Seine erste Single hat Peter Kraus 1956 eingespielt: eine deutsche Variante des Rock’n’Roll-Hits „Tutti Frutti“. Seitdem ist er unermüdlich im Geschäft. Aber mit 80 Jahren, gesteht er im Interview, denkt er nun doch ernstlich ans Aufhören.

Frankfurt/Main - Der Sänger und Schauspieler Peter Kraus ist ein Geburtshelfer des Rock’n’Roll in Deutschland und blickt auf eine mehr als 60-jährige Karriere zurück. Der in München geborene Österreicher ist auch mit 80 Jahren noch auf der Bühne aktiv. Doch nach seiner Jubiläumstournee im Herbst soll endgültig Schluss sein, verrät das Teenageridol der 50er Jahre nun.

 

Haben Sie Ihren Unfall bei einer Spielshow vor knapp zwei Jahren mit einer gebrochenen Schulter gut überstanden?

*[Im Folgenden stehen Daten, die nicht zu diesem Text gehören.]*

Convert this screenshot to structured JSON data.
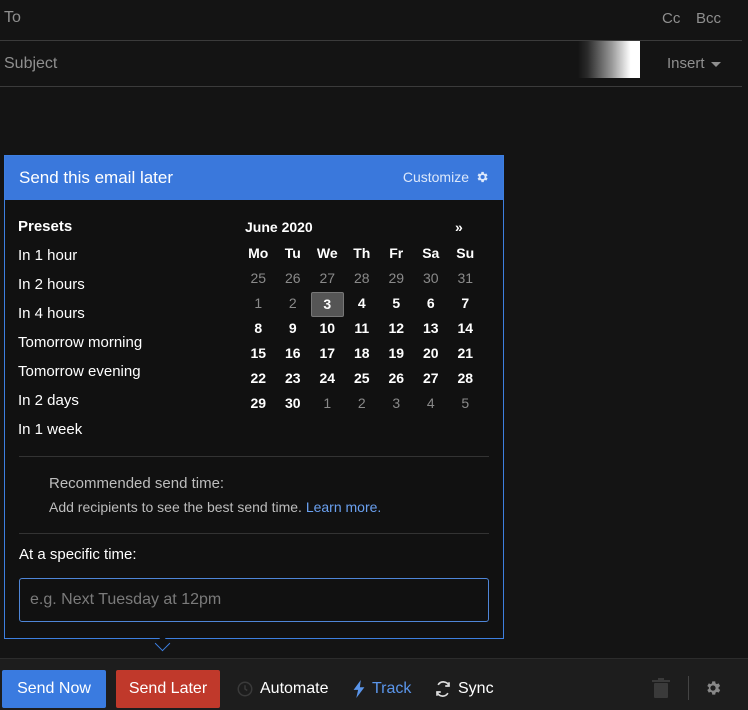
{
  "compose": {
    "to_label": "To",
    "cc_label": "Cc",
    "bcc_label": "Bcc",
    "subject_label": "Subject",
    "insert_label": "Insert"
  },
  "popup": {
    "title": "Send this email later",
    "customize_label": "Customize",
    "presets": {
      "heading": "Presets",
      "items": [
        "In 1 hour",
        "In 2 hours",
        "In 4 hours",
        "Tomorrow morning",
        "Tomorrow evening",
        "In 2 days",
        "In 1 week"
      ]
    },
    "calendar": {
      "month_label": "June 2020",
      "next_label": "»",
      "weekdays": [
        "Mo",
        "Tu",
        "We",
        "Th",
        "Fr",
        "Sa",
        "Su"
      ],
      "weeks": [
        [
          "25",
          "26",
          "27",
          "28",
          "29",
          "30",
          "31"
        ],
        [
          "1",
          "2",
          "3",
          "4",
          "5",
          "6",
          "7"
        ],
        [
          "8",
          "9",
          "10",
          "11",
          "12",
          "13",
          "14"
        ],
        [
          "15",
          "16",
          "17",
          "18",
          "19",
          "20",
          "21"
        ],
        [
          "22",
          "23",
          "24",
          "25",
          "26",
          "27",
          "28"
        ],
        [
          "29",
          "30",
          "1",
          "2",
          "3",
          "4",
          "5"
        ]
      ],
      "selected_day": "3"
    },
    "recommended": {
      "title": "Recommended send time:",
      "description": "Add recipients to see the best send time.",
      "link": "Learn more."
    },
    "specific_time": {
      "label": "At a specific time:",
      "placeholder": "e.g. Next Tuesday at 12pm",
      "value": ""
    }
  },
  "toolbar": {
    "send_now_label": "Send Now",
    "send_later_label": "Send Later",
    "automate_label": "Automate",
    "track_label": "Track",
    "sync_label": "Sync"
  },
  "colors": {
    "primary": "#3a7be0",
    "send_later": "#c0392b",
    "link": "#6aa0ef",
    "background": "#141414"
  },
  "icons": {
    "customize": "gear-icon",
    "automate": "clock-icon",
    "track": "lightning-icon",
    "sync": "sync-icon",
    "trash": "trash-icon",
    "settings": "gear-icon"
  }
}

Wieder gut, alles bestens, Danke!

Mit fast 80 bringen Sie noch immer den Hüftschwung. Wie lange geben Sie noch den Rock’n’Roller auf der Bühne?

Ich habe mehrfach das Ende angekündigt. Irgendwann muss einmal Schluss sein: Das ist jetzt definitiv meine letzte Tournee.

Warum kommen neben vielen alten auch jüngere Fans zu ihren Konzerten?

In allen Programmen habe ich versucht, etwas zu tun, was die Jugend interessieren könnte. Dabei bin ich selbstironisch. Auch gibt es eine allgemeine Begeisterung an den 50er Jahren - etwa in Musik und Mode. Wenn junge Leute zu den Konzerten kommen, ist die Stimmung besser und nicht so nostalgisch.

In den vergangenen Jahren haben Sie auch mit jungen Musikern zusammengearbeitet. Interessiert Sie die Musik von heute?

Irgendwann bleibt man seinem Stil treu, einer swingenden Musik, die groovt. Meine aktuelle Show hat den Zeitgeist der 50er Jahre, ist zum Zuhören und Ausflippen, ohne große Licht- und Elektronik-Effekte. Ich singe viele Balladen, bin mit der Gitarre allein auf der Bühne, es gibt Hammondorgel - das wird keine Partyveranstaltung. Der Rock’n’Roll geht in die Beine, viel mehr als die „schlagerartige Marschmusik“ heute.

Mief oder wilde Zeit: Wie haben sie die persönlich die 50er Jahre in Deutschland erlebt?

Als „Frontmann“: Ich war der erste, der hier mit Rock’n’Roll angefangen hat. Es war eine andere, wilde Zeit, in der im Verschwiegenen vieles ging, ohne dass es gleich an die große Glocke gehängt wurde und durch die sozialen Medien ging. Das war das Schöne.

Wie kam es zur Idee, dem Rock’n’Roll deutsche Texte zu verpassen? Und warum ist diese Musik trotz vieler Widerstände bis heute angesagt?

Als junger Bursche hörte ich den US-Radiosender AFN in München. Das war eine Musik, speziell für die Jugend gemacht. Man hatte das Gefühl, dass eine neue Zeit anbricht. Bei den Eltern in Deutschland und in den USA war der echte Rock’n’Roll verhasst, weil er von den Schwarzen kam. Am liebsten hätten sie ihn verboten - das macht ihn bis heute erfolgreich.

Was ist Ihre Formel, bis ins hohe Alter jung, fit und auch glücklich zu bleiben?

Das ist meine Lebenseinstellung, die ich im Rock’n’Roll gefunden habe: Man muss sein Ding machen, etwas durchziehen - auch wenn das rebellisch klingt. Ich habe meine Jugend, mein Leben genossen. Ich feiere mit meiner Frau Ingrid in diesem Jahr Goldene Hochzeit und habe mich in meinem Leben nicht verbogen. Man muss in seinem Leben neue Facetten entdecken, sich auch von alten Dingen verabschieden. So bleibt man jung.

Denken Sie über die eigene Endlichkeit nach?

Ehrlich gesagt, grüble ich nicht viel. Man steckt sich schon mal ein Pfeifchen oder eine Zigarre an und denkt darüber nach. Aber nach der Feier mit guten Freunden wird die Zahl 80 wieder ganz schnell vergessen. Auf meinen Rennwagen habe ich mir übrigens eine „80“ gemalt - mit dem Zusatz „since 1939“. Ich lebe lieber so, als ob ich die 100 erreichen würde.

Info: Auf seiner Abschiedstournee kommt Peter Kraus auch nach Stuttgart: am 28. Oktober 2019 in den Beethoven-Saal der Liederhalle.